Chiemsee/Ruhpolding – Joachim Friesdorf (58) wäre vermutlich gestorben, wäre er nicht von einer Fremden auf der Herreninsel reanimiert werden. Nun sucht er via Facebook seine Retterin.
Die OVB-Heimatzeitungen erreichen den 58-Jährigen im Krankenhaus Traunstein. Vorgestern wurde er von der Intensivstation auf die normale Station verlegt, im Verlaufe des heutigen Tages soll er entlassen werden. Er klingt schon wieder recht munter, nachdem er am 8. Juni am frühen Nachmittag einen Herzinfarkt hatte.
An den Tag kann er sich nicht mehr erinnern, kennt nur die Erzählungen seiner Retter. Er fährt von Inzell aus mit dem Dienstfahrzeug nach Breitbrunn. Der Restaurator und Kirchenmaler muss zur Arbeit auf die Herreninsel. Während eines Gesprächs im Inseldom geht es ihm nicht mehr gut. Er verlässt gemeinsam mit einem Kollegen das Gebäude. Dort trifft er auf Benedikt Lauber und seinen Vater Wolfgang, die die dortige Baustelle leiten. Schnell verschlechtert sich Friesdorfs Zustand, er ist kaum noch ansprechbar. Benedikt Lauber versucht, ihn zu stützen. Plötzlich setzt Friesdorfs Atmung aus, sein Gesicht und seine Lippen werden blau. Lauber spricht in seiner Verzweiflung eine Passantin und ihren Begleiter an, ob sie Erste Hilfe leisten können. Die Frau reagiert sofort und übernimmt die Herzdruckmassage. Auch zwei Mitarbeiter der Löschgruppe Herrenchiemsee helfen bei der Reanimation, organisieren einen Beatmungsbeutel und bereiten die Landung des Hubschraubers vor, den ein Kollege alarmiert hat.

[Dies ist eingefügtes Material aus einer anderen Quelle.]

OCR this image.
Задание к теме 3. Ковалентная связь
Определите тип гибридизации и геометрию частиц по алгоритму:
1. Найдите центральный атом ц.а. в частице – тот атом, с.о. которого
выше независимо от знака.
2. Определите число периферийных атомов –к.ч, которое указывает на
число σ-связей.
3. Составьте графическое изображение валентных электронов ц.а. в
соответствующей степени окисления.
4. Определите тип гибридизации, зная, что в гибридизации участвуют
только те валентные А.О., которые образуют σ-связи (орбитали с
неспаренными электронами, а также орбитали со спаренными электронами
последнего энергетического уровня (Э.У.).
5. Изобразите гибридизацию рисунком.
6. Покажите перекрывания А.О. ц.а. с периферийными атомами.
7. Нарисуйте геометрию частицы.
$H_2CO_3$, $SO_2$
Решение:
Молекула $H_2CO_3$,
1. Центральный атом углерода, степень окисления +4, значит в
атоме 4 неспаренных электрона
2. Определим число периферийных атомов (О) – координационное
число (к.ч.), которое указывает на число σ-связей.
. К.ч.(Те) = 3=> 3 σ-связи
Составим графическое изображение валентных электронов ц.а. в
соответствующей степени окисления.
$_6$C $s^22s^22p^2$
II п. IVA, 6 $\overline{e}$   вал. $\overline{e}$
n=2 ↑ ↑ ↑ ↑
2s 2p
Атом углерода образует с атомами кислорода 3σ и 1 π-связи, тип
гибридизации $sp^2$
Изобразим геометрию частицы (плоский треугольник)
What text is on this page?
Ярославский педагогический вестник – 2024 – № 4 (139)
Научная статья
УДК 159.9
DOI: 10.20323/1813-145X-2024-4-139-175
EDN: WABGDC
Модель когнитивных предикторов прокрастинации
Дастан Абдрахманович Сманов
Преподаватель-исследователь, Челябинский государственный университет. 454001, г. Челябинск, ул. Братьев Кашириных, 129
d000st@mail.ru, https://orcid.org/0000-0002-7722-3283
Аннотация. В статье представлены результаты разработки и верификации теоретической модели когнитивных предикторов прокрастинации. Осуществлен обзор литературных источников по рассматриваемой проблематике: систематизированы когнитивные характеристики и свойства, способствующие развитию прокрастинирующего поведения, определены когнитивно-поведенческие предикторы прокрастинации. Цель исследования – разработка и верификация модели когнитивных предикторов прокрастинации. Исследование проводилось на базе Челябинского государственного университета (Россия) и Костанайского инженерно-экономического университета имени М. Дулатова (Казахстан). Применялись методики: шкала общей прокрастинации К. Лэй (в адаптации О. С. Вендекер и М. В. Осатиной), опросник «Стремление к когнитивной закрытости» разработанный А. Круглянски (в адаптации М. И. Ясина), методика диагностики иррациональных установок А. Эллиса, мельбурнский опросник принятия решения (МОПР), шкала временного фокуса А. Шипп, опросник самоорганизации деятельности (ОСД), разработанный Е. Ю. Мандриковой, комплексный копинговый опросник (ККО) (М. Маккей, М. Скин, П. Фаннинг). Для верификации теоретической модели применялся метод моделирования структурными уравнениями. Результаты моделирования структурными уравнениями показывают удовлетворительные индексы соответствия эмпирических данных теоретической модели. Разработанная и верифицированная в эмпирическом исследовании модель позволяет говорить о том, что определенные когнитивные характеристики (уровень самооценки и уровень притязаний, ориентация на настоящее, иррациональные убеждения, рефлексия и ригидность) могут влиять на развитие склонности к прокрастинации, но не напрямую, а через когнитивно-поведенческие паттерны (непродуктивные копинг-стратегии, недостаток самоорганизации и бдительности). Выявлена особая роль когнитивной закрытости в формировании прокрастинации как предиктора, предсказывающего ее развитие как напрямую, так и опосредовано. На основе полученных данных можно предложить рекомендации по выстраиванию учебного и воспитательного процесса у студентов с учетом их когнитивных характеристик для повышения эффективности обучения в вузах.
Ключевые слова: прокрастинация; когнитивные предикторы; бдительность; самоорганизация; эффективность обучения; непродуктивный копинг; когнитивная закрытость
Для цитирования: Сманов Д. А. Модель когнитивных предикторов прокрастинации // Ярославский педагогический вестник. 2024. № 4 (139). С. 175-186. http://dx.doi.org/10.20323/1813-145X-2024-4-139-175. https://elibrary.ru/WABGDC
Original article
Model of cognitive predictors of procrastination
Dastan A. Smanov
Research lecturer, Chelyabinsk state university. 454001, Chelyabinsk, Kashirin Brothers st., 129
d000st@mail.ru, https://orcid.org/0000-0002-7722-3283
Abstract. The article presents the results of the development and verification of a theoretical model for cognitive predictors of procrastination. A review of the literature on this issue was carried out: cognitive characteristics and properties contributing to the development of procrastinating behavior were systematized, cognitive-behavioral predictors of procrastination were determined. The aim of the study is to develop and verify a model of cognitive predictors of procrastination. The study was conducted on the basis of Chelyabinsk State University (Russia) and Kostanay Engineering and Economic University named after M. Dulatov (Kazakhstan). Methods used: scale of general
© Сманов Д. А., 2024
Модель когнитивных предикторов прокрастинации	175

Heute weiß Friesdorf, dass er einen Hinterwandinfarkt erlitten und großes Glück hatte. Ohne seine Ersthelferin, die ihn wiederbelebte, wäre das vermutlich anders ausgegangen. „Nur zehn Prozent der Patienten überleben einen Herzstillstand. Von diesen Patienten überlebt auch nur ein geringer Anteil ohne bleibende Hirnschäden“, sagt Dr. Markus Barth (50), diensthabender Hubschrauberarzt und Intensivmediziner am Klinikum Traunstein. Er war auch derjenige, der bei Friesdorf im Einsatz war. Noch 15 Minuten wurde Friesdorf auf Herrenchiemsee reanimiert, ehe er ins Klinikum Traunstein geflogen wurde. In einer Not-Operation wurde ihm ein Stent, eine Gefäßstütze, ins Herz eingesetzt.
Friesdorf hat keine Erinnerungen an seinen Herzinfarkt, auch nicht an seine Retterin. Von den anderen Beteiligten weiß er allerdings ein paar Details: Sie hatte brünette, schulterlange Haare, trug eine schwarze Hose und eine leichte, blaue Jacke. Außerdem weiße Turnschuhe, sogenannte Chucks.
Das Alter der Retterin schätzen Beobachter der Situation auf zwischen Anfang 20 und Anfang 30 Jahre. Außerdem wird vermutet, dass die Dame einen medizinischen Hintergrund hat. Denn auffällig für alle Beteiligten war, wie souverän und gelassen sie mit der Situation umging. Auch Barth und seine Kollegen loben, dass sie technisch perfekt und mit einer professionellen Haltung reagiert hat.
Joachim Friesdorf und seine Familie würden der Retterin sehr gerne persönlich danken. Aus diesem Grund hat Friesdorfs Frau Birte einen Aufruf auf Facebook gestartet: „Ohne das großartige Zusammenspiel von allen Leuten vor Ort wäre mein Mann heute nicht mehr am Leben oder ein Schwerstpflegefall. Er hat das Ganze gut überstanden.“ Bislang wurde der Aufruf über 10000-mal geteilt und über 1000-mal kommentiert.